The outcome of subtractive hybridization can be very different depending on various experimental factors, as exemplified by the experiment of Lisitsyn et al. (14). Simulation was performed to further examine the effects of TD removal efficiency, D:T ratio, DNA concentration and salt concentration on target enrichment. Since biotinylated DNA is frequently used, the impact of unbiotinylated DNA was also investigated. The simulation was carried out using the model genome for the subtractive hybridization employing the PAAS strategy. The ssT selection strategy is not considered here, since the strategy in PAAS is inappropriate.
Figure 3 shows the result of the simulation where percent TD removal efficiency was varied. The efficiencies of ssT removal and TT recovery were all assumed to be 99%. In TT selection strategy, it is shown that the target sequence enrichment is greatly affected by the efficiency of TD removal. It also shows that there is a situation where enrichment is not achieved. In the model genomic subtraction with TT selection strategy, the target sequence is not enriched but decreases as subtraction rounds proceed when the efficiency of TD removal is 94% or less. In the case of ssT+TT selection strategy, the efficiency of target sequence enrichment is not considerably affected by the low TD removal efficiency. The impact of subtraction efficiency also depends on the abundance of target sequence. Suppose that the target sequence of the model genome constitutes 0.002% of total tester (10 times more abundant compared with the model genomic system). Then the target sequence is enriched by the TT selection strategy even if the TD removal is less efficient: the target sequence is enriched to >90% after seven rounds even when TD removal efficiency is as low as 90% (data not shown). Previously, genomic sampling was shown to be a key to the success of target sequence enrichment in the experiment of Lisitsyn et al. The genomic sampling procedure in effect resulted in increase of the abundance of a particular target sequence in accordance with the reduction of complexity.

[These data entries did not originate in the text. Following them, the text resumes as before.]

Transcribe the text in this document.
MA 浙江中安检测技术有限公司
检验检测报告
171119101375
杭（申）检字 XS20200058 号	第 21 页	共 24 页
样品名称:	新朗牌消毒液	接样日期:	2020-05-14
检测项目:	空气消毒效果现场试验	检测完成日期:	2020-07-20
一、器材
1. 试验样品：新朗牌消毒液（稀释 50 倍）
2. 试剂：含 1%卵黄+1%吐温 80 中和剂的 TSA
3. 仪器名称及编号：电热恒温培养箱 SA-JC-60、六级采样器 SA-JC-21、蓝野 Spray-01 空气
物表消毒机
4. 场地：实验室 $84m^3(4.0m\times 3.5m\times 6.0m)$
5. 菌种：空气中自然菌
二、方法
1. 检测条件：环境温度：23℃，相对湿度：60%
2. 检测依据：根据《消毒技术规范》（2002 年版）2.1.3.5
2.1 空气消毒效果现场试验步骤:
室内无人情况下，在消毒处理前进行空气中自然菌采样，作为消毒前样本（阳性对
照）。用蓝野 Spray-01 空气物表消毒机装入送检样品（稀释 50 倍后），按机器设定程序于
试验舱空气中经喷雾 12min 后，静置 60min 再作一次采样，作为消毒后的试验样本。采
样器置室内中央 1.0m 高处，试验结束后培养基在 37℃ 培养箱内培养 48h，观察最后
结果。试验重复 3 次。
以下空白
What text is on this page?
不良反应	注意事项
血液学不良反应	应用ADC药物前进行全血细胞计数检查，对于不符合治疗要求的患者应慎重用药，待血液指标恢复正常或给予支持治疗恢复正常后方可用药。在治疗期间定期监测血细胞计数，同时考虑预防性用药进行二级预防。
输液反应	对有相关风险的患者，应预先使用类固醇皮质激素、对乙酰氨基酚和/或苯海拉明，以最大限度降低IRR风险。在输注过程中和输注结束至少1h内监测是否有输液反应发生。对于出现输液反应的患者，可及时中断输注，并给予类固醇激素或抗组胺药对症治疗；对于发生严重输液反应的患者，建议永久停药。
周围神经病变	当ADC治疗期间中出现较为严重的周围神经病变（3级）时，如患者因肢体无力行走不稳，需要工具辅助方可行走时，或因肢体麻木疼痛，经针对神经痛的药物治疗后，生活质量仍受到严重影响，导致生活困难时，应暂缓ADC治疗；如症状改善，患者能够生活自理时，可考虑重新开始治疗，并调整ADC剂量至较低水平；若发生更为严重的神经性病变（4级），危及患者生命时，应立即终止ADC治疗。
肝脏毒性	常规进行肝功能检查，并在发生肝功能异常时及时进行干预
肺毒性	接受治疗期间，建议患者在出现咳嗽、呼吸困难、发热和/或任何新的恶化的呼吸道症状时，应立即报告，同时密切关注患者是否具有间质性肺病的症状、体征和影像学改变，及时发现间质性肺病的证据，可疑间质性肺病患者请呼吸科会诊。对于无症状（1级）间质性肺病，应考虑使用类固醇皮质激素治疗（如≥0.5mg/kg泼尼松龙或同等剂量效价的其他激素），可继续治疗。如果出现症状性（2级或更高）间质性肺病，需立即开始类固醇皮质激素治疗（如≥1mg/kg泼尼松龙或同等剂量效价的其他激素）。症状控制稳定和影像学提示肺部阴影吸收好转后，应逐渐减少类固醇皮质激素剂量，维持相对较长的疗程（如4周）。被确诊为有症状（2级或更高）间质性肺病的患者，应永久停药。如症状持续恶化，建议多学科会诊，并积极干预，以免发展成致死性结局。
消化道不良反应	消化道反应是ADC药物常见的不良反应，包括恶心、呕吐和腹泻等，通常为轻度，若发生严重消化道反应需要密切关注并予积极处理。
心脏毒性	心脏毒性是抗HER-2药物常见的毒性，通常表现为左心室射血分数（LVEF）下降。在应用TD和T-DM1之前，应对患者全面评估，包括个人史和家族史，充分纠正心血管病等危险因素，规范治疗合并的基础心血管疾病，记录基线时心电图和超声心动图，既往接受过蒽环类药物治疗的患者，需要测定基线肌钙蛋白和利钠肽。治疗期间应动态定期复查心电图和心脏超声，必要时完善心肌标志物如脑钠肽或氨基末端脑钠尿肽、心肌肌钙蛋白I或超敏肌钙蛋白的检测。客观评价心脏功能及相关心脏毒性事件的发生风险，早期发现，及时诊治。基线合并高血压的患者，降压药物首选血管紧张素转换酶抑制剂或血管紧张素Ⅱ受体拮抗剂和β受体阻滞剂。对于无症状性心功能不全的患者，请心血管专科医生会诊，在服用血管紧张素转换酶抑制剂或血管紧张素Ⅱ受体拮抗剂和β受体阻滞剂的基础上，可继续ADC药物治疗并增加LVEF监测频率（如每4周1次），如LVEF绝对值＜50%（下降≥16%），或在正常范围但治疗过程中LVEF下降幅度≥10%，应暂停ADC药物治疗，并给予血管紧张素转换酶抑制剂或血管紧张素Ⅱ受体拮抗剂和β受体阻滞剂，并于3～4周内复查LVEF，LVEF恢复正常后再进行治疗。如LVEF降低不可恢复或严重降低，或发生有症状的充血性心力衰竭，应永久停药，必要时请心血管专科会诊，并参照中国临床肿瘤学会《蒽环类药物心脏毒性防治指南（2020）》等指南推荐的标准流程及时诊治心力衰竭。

The tester DNA can be amplified after each alternate subtraction. Although this strategy has been employed in cDNA subtractions (11,22), it can also be applied to genomic subtraction. This strategy is termed as PCR amplification after consecutive subtraction (PAACS). Figure 6 shows the result of the simulation of the subtractive enrichment employing this strategy. Under standard conditions of subtractive hybridization with PCR amplification of tester DNA after every two cycles of subtraction, the target sequences are enriched to >90% after five rounds (10 subtraction cycles) when ssT+TT selection strategy is employed (Fig. 6A). This result is similar to that obtained with PAAS. The effects of TD removal efficiency, D:T ratio, DNA and salt concentrations, and unbiotinylated driver are also similar as in the case of PAAS. One major difference could be that the PAACS strategy is relatively insensitive to the D:T ratio. Similar levels of enrichment (>90%) can be obtained after five rounds at the D:T ratios ranging from 10:1 to 10 000:1 (data not shown).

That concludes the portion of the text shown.